Governance
This page summarizes how RegistryAccord (RA) is governed and how decisions are made. To avoid duplication and drift, the canonical governance policy lives in the specs repo and should be treated as the single source of truth.
Canonical governance:
https://github.com/RegistryAccord/registryaccord-specs/blob/main/GOVERNANCE.md
This page is a high‑level overview. Each RA repo should link to the canonical file and include only repo‑specific notes (e.g., release owners).
Principles
- Neutral and protocol‑first: no private protocol features; all changes go through public processes.
- Open participation: contributors can propose changes via issues and RFCs; maintainers facilitate, not gatekeep.
- Transparency: decisions, timelines, and deprecations are documented and visible to the community.
- Stability: additive evolution is preferred; breaking changes require migration windows and fixtures.
Roles
-
Contributors
Anyone submitting issues, RFCs, code, or docs. Contributors follow the Code of Conduct and contribution guidelines. -
Maintainers
Individuals with merge rights in one or more repos. They review proposals, ensure specification quality, and keep releases healthy. -
Technical Steering Committee (TSC)
A small group of experienced maintainers that steers roadmap priorities, adjudicates contentious changes, and approves breaking changes. -
Working Groups (optional)
Time‑bounded groups focused on specific areas (e.g., Identity, Registry, Storage, Payments, Feeds, Analytics, Conformance).
Decision process
-
Trivial changes (docs, fixes)
Handled via standard PR review by maintainers. -
Non‑trivial changes (features, semantics)

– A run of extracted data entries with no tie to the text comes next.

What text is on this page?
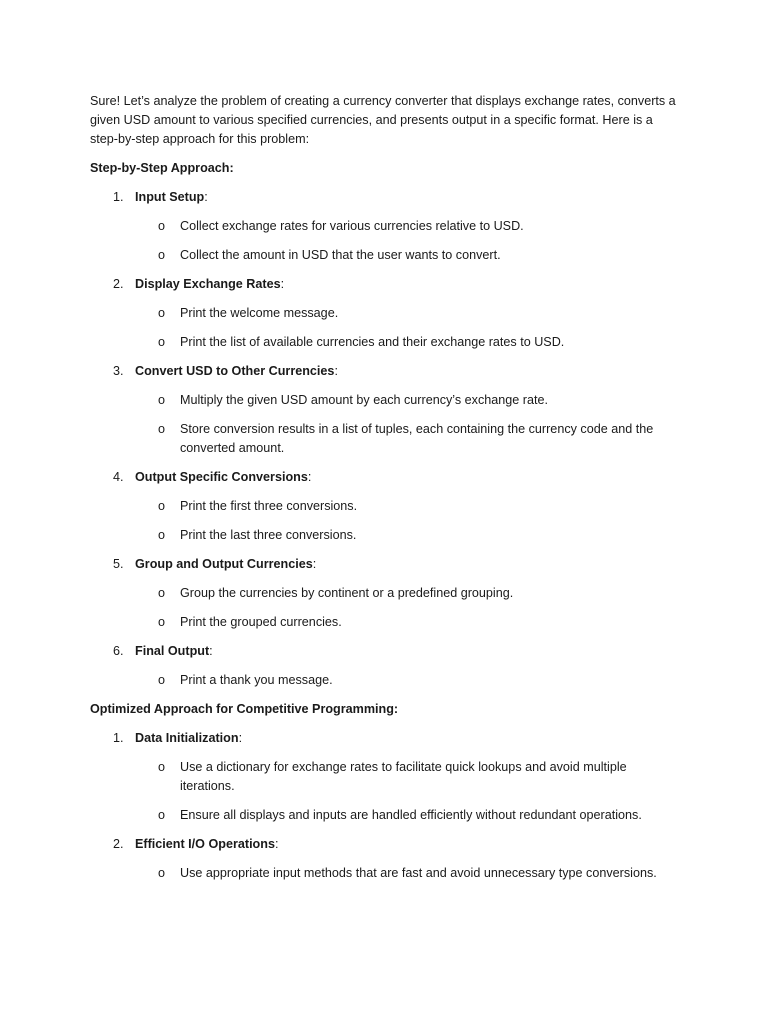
Sure! Let’s analyze the problem of creating a currency converter that displays exchange rates, converts a given USD amount to various specified currencies, and presents output in a specific format. Here is a step-by-step approach for this problem:

Step-by-Step Approach:

1. Input Setup:
o	Collect exchange rates for various currencies relative to USD.
o	Collect the amount in USD that the user wants to convert.
2. Display Exchange Rates:
o	Print the welcome message.
o	Print the list of available currencies and their exchange rates to USD.
3. Convert USD to Other Currencies:
o	Multiply the given USD amount by each currency’s exchange rate.
o	Store conversion results in a list of tuples, each containing the currency code and the converted amount.
4. Output Specific Conversions:
o	Print the first three conversions.
o	Print the last three conversions.
5. Group and Output Currencies:
o	Group the currencies by continent or a predefined grouping.
o	Print the grouped currencies.
6. Final Output:
o	Print a thank you message.

Optimized Approach for Competitive Programming:

1. Data Initialization:
o	Use a dictionary for exchange rates to facilitate quick lookups and avoid multiple iterations.
o	Ensure all displays and inputs are handled efficiently without redundant operations.
2. Efficient I/O Operations:
o	Use appropriate input methods that are fast and avoid unnecessary type conversions.
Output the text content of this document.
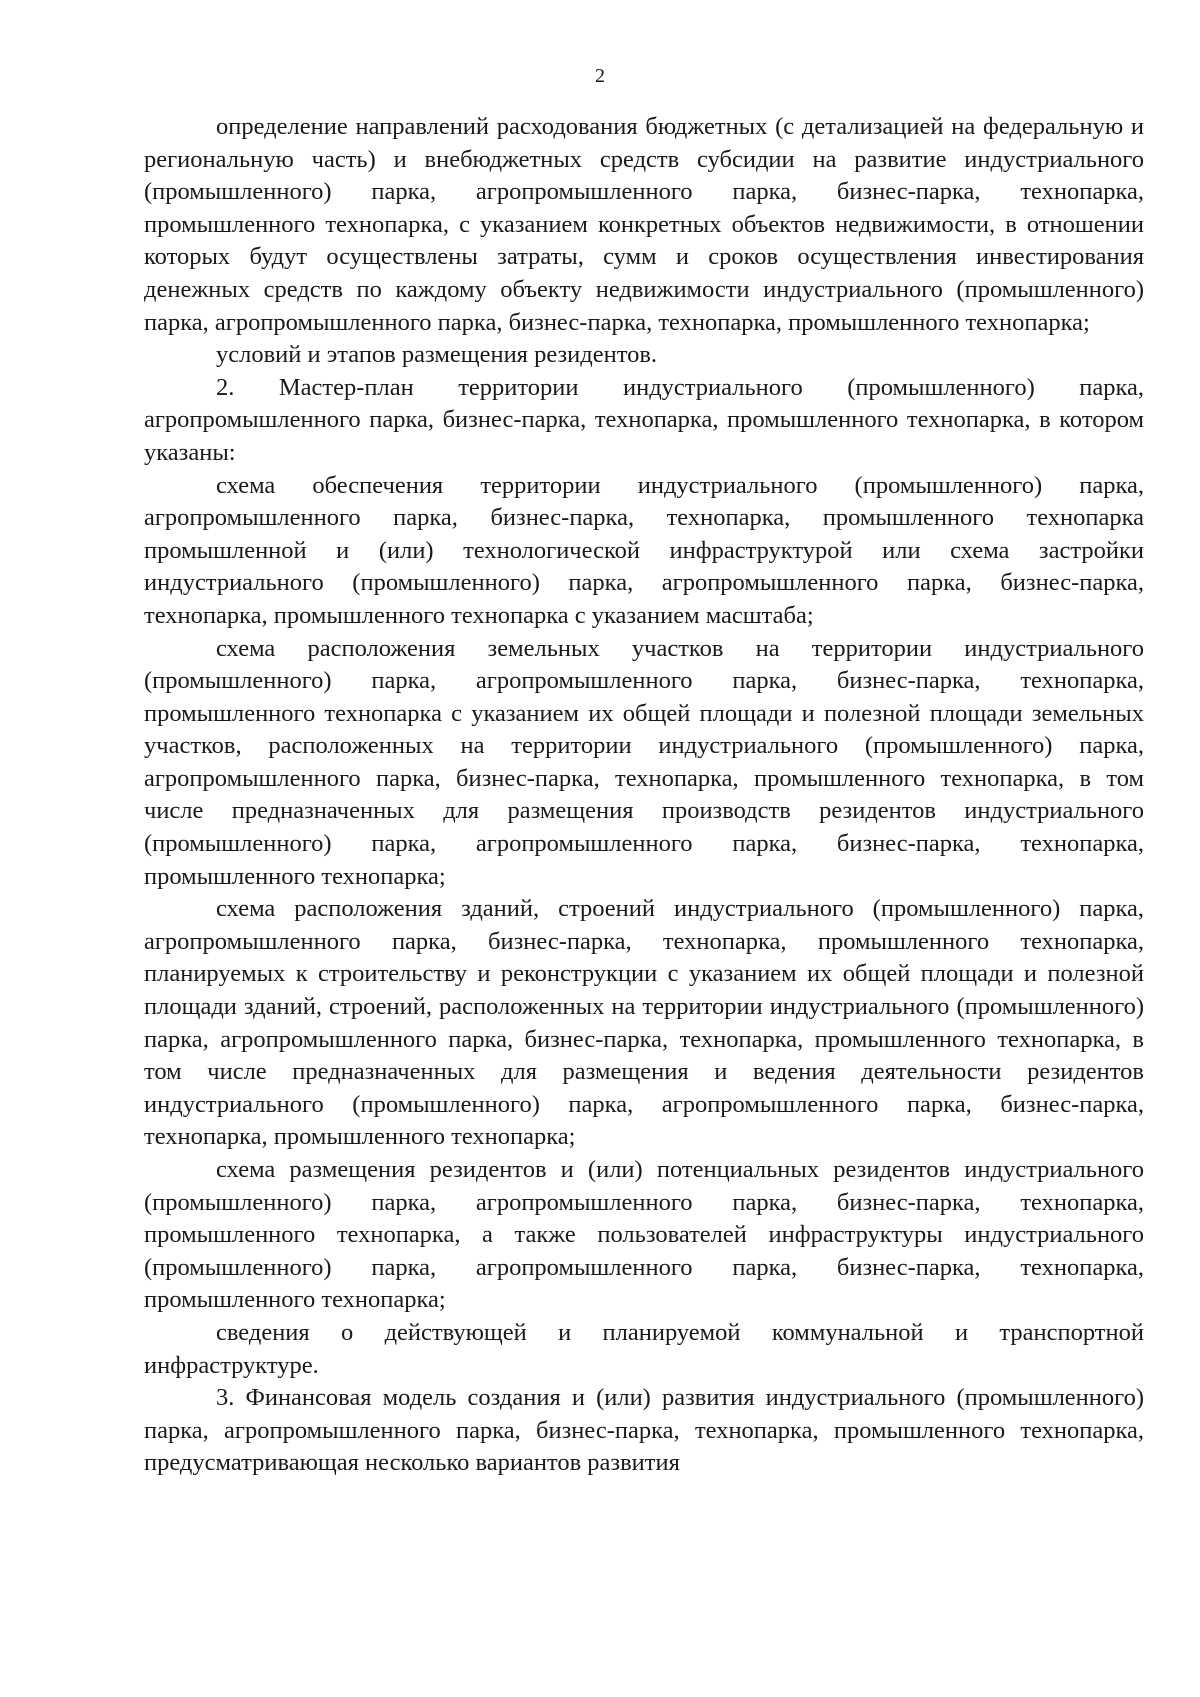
2

определение направлений расходования бюджетных (с детализацией на федеральную и региональную часть) и внебюджетных средств субсидии на развитие индустриального (промышленного) парка, агропромышленного парка, бизнес-парка, технопарка, промышленного технопарка, с указанием конкретных объектов недвижимости, в отношении которых будут осуществлены затраты, сумм и сроков осуществления инвестирования денежных средств по каждому объекту недвижимости индустриального (промышленного) парка, агропромышленного парка, бизнес-парка, технопарка, промышленного технопарка;

условий и этапов размещения резидентов.

2. Мастер-план территории индустриального (промышленного) парка, агропромышленного парка, бизнес-парка, технопарка, промышленного технопарка, в котором указаны:

схема обеспечения территории индустриального (промышленного) парка, агропромышленного парка, бизнес-парка, технопарка, промышленного технопарка промышленной и (или) технологической инфраструктурой или схема застройки индустриального (промышленного) парка, агропромышленного парка, бизнес-парка, технопарка, промышленного технопарка с указанием масштаба;

схема расположения земельных участков на территории индустриального (промышленного) парка, агропромышленного парка, бизнес-парка, технопарка, промышленного технопарка с указанием их общей площади и полезной площади земельных участков, расположенных на территории индустриального (промышленного) парка, агропромышленного парка, бизнес-парка, технопарка, промышленного технопарка, в том числе предназначенных для размещения производств резидентов индустриального (промышленного) парка, агропромышленного парка, бизнес-парка, технопарка, промышленного технопарка;

схема расположения зданий, строений индустриального (промышленного) парка, агропромышленного парка, бизнес-парка, технопарка, промышленного технопарка, планируемых к строительству и реконструкции с указанием их общей площади и полезной площади зданий, строений, расположенных на территории индустриального (промышленного) парка, агропромышленного парка, бизнес-парка, технопарка, промышленного технопарка, в том числе предназначенных для размещения и ведения деятельности резидентов индустриального (промышленного) парка, агропромышленного парка, бизнес-парка, технопарка, промышленного технопарка;

схема размещения резидентов и (или) потенциальных резидентов индустриального (промышленного) парка, агропромышленного парка, бизнес-парка, технопарка, промышленного технопарка, а также пользователей инфраструктуры индустриального (промышленного) парка, агропромышленного парка, бизнес-парка, технопарка, промышленного технопарка;

сведения о действующей и планируемой коммунальной и транспортной инфраструктуре.

3. Финансовая модель создания и (или) развития индустриального (промышленного) парка, агропромышленного парка, бизнес-парка, технопарка, промышленного технопарка, предусматривающая несколько вариантов развития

Require an RFC. The RFC must include design, APIs/schemas, examples, migration impact, security/privacy notes, and conformance updates. -
Controversial or breaking changes
Discussed in public, require TSC approval, clear timelines, and migration guides. -
Lazy consensus
If no substantial objections arise within a reasonable window, maintainers may proceed.
RFC workflow
- Open an issue to discuss the problem and scope.
- Draft an RFC with:
- Motivation and requirements
- API/Schema diffs (OpenAPI, JSON/JSON‑LD)

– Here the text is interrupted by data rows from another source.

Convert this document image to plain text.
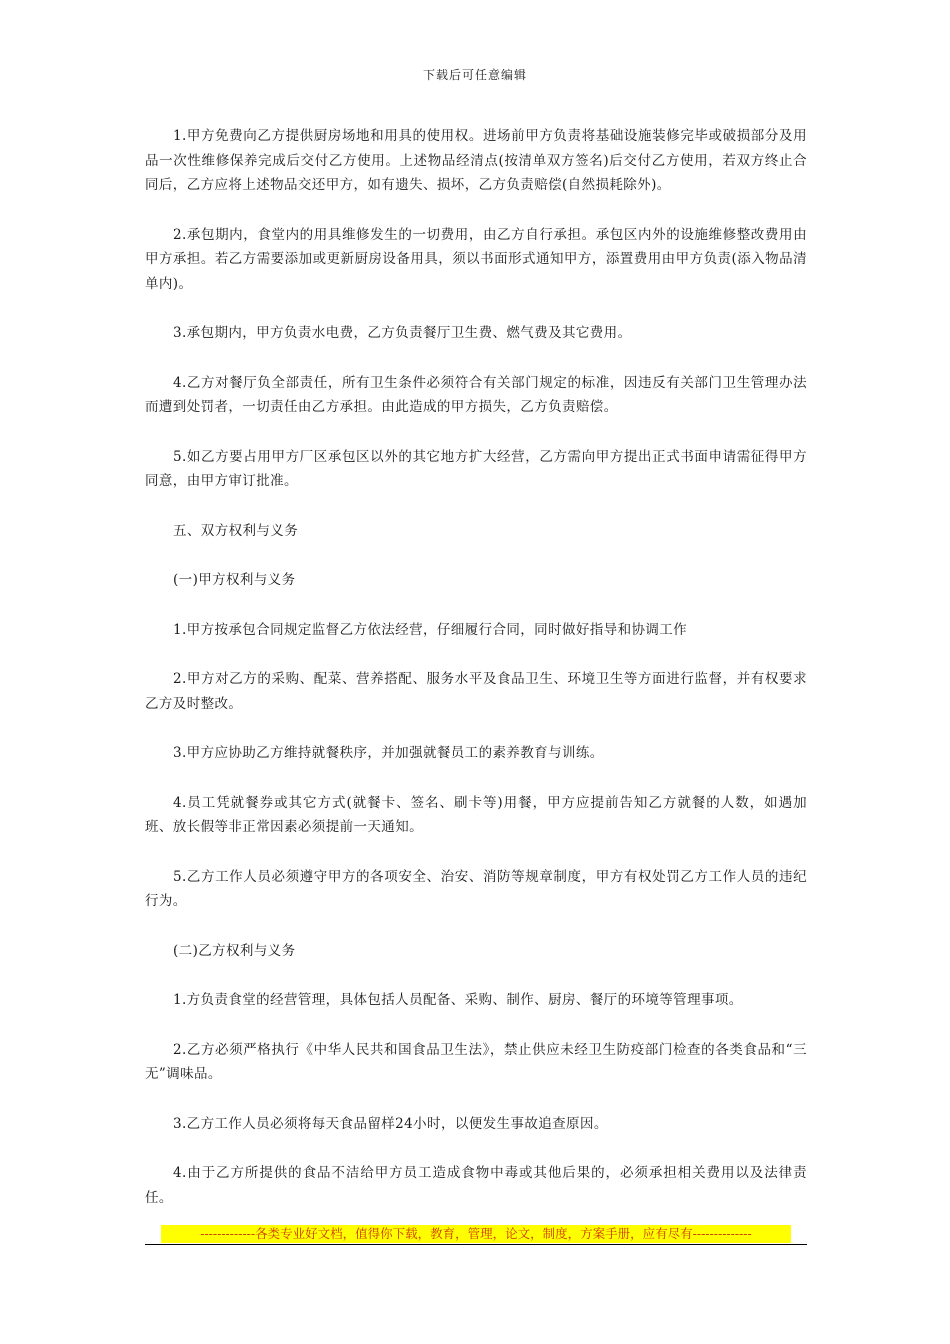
下载后可任意编辑

1.甲方免费向乙方提供厨房场地和用具的使用权。进场前甲方负责将基础设施装修完毕或破损部分及用品一次性维修保养完成后交付乙方使用。上述物品经清点(按清单双方签名)后交付乙方使用，若双方终止合同后，乙方应将上述物品交还甲方，如有遗失、损坏，乙方负责赔偿(自然损耗除外)。

2.承包期内，食堂内的用具维修发生的一切费用，由乙方自行承担。承包区内外的设施维修整改费用由甲方承担。若乙方需要添加或更新厨房设备用具，须以书面形式通知甲方，添置费用由甲方负责(添入物品清单内)。

3.承包期内，甲方负责水电费，乙方负责餐厅卫生费、燃气费及其它费用。

4.乙方对餐厅负全部责任，所有卫生条件必须符合有关部门规定的标准，因违反有关部门卫生管理办法而遭到处罚者，一切责任由乙方承担。由此造成的甲方损失，乙方负责赔偿。

5.如乙方要占用甲方厂区承包区以外的其它地方扩大经营，乙方需向甲方提出正式书面申请需征得甲方同意，由甲方审订批准。

五、双方权利与义务

(一)甲方权利与义务

1.甲方按承包合同规定监督乙方依法经营，仔细履行合同，同时做好指导和协调工作

2.甲方对乙方的采购、配菜、营养搭配、服务水平及食品卫生、环境卫生等方面进行监督，并有权要求乙方及时整改。

3.甲方应协助乙方维持就餐秩序，并加强就餐员工的素养教育与训练。

4.员工凭就餐券或其它方式(就餐卡、签名、刷卡等)用餐，甲方应提前告知乙方就餐的人数，如遇加班、放长假等非正常因素必须提前一天通知。

5.乙方工作人员必须遵守甲方的各项安全、治安、消防等规章制度，甲方有权处罚乙方工作人员的违纪行为。

(二)乙方权利与义务

1.方负责食堂的经营管理，具体包括人员配备、采购、制作、厨房、餐厅的环境等管理事项。

2.乙方必须严格执行《中华人民共和国食品卫生法》，禁止供应未经卫生防疫部门检查的各类食品和“三无”调味品。

3.乙方工作人员必须将每天食品留样24小时，以便发生事故追查原因。

4.由于乙方所提供的食品不洁给甲方员工造成食物中毒或其他后果的，必须承担相关费用以及法律责任。

-------------各类专业好文档，值得你下载，教育，管理，论文，制度，方案手册，应有尽有--------------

- Error semantics and versioning
- Security, privacy, and compliance considerations
- Migration and deprecation plan
- Conformance/test updates and rollout steps
- Request reviews from relevant maintainers/working groups.

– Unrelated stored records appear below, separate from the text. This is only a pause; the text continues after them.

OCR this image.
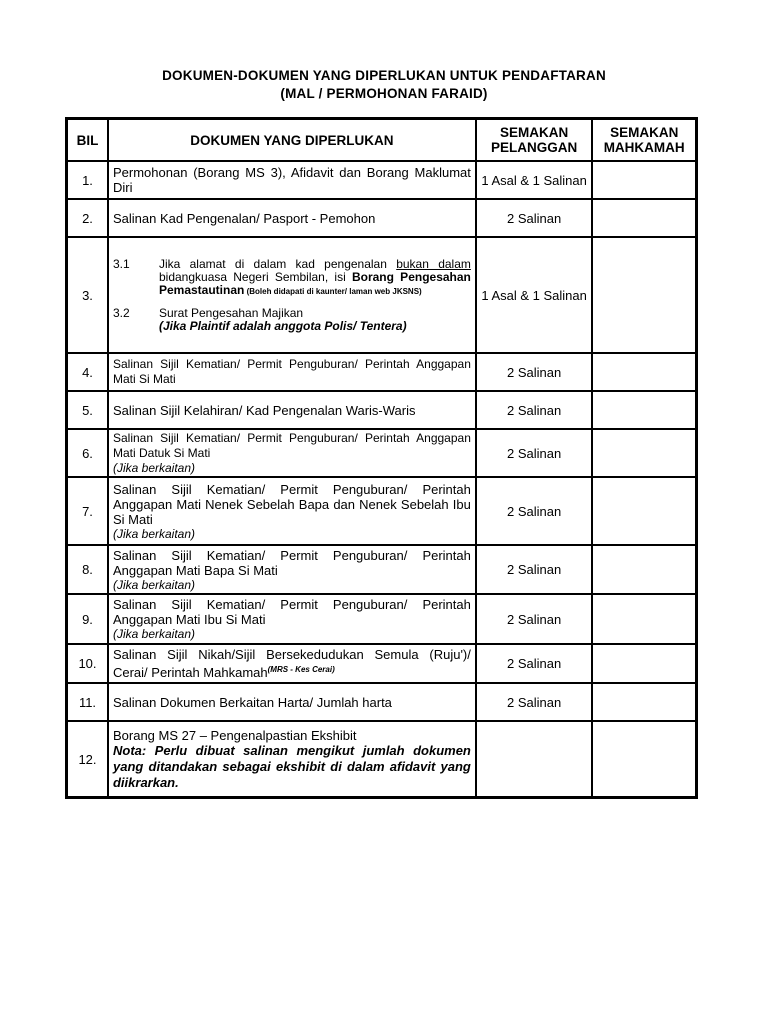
DOKUMEN-DOKUMEN YANG DIPERLUKAN UNTUK PENDAFTARAN
(MAL / PERMOHONAN FARAID)
BIL	DOKUMEN YANG DIPERLUKAN	SEMAKAN PELANGGAN	SEMAKAN MAHKAMAH
1.	Permohonan (Borang MS 3), Afidavit dan Borang Maklumat Diri	1 Asal & 1 Salinan	
2.	Salinan Kad Pengenalan/ Pasport - Pemohon	2 Salinan	
3.	3.1 Jika alamat di dalam kad pengenalan bukan dalam bidangkuasa Negeri Sembilan, isi Borang Pengesahan Pemastautinan (Boleh didapati di kaunter/ laman web JKSNS)
3.2 Surat Pengesahan Majikan
(Jika Plaintif adalah anggota Polis/ Tentera)	1 Asal & 1 Salinan	
4.	Salinan Sijil Kematian/ Permit Penguburan/ Perintah Anggapan Mati Si Mati	2 Salinan	
5.	Salinan Sijil Kelahiran/ Kad Pengenalan Waris-Waris	2 Salinan	
6.	Salinan Sijil Kematian/ Permit Penguburan/ Perintah Anggapan Mati Datuk Si Mati
(Jika berkaitan)	2 Salinan	
7.	Salinan Sijil Kematian/ Permit Penguburan/ Perintah Anggapan Mati Nenek Sebelah Bapa dan Nenek Sebelah Ibu Si Mati
(Jika berkaitan)	2 Salinan	
8.	Salinan Sijil Kematian/ Permit Penguburan/ Perintah Anggapan Mati Bapa Si Mati
(Jika berkaitan)	2 Salinan	
9.	Salinan Sijil Kematian/ Permit Penguburan/ Perintah Anggapan Mati Ibu Si Mati
(Jika berkaitan)	2 Salinan	
10.	Salinan Sijil Nikah/Sijil Bersekedudukan Semula (Ruju')/ Cerai/ Perintah Mahkamah$^{(MRS - Kes Cerai)}$	2 Salinan	
11.	Salinan Dokumen Berkaitan Harta/ Jumlah harta	2 Salinan	
12.	Borang MS 27 – Pengenalpastian Ekshibit
Nota: Perlu dibuat salinan mengikut jumlah dokumen yang ditandakan sebagai ekshibit di dalam afidavit yang diikrarkan.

- Iterate until accepted or rejected with rationale.
- Track implementation as linked issues/PRs and update conformance/tests alongside code.
Versioning and deprecations
- Explicit versions (e.g., REST v1, schema v1.x).
- Additive‑first; deprecations provide timelines and fixtures.
- Release notes include upgrade paths and risk callouts.
Releases
- Release owners per repo announce freezes, tags, and artifacts.
- CI must pass linters, unit tests, contract tests, and (where applicable) conformance suites.
- Security and migration notes are included in release notes.
Conformance and compatibility
- Public conformance harness validates behavior and wire contracts.
- Compatibility badges signal supported protocol versions per implementation or provider.
- Conformance evolves with specs; versioned badges reflect the target version.
Security and conduct
- Responsible disclosure via security contacts (do not open public issues for vulnerabilities).
- Code of Conduct applies across all repos and community spaces.
- Repeat violations can lead to moderation by maintainers or the TSC.
Conflict resolution
- Start with constructive discussion in issues/RFCs.
- Escalate to maintainers of the affected repos.
- If unresolved, the TSC mediates and issues a final decision with rationale.
Repo notes (template)
Each repo may document:
- Release owners and rotation
- CI status checks and required gates
- Supported versions and deprecation windows
- Contact channels for area‑specific questions
FAQ
-
Why keep governance in the specs repo?
It’s the natural canonical home for protocol‑level policy; keeping one copy avoids ambiguity across many repos. -
Can anyone join the TSC?
Membership is earned via sustained, high‑quality contributions and is reviewed periodically; conflicts of interest are disclosed. -
How do breaking changes ship safely?
Through RFCs with migration plans, explicit versioning, deprecation windows, and updated conformance fixtures.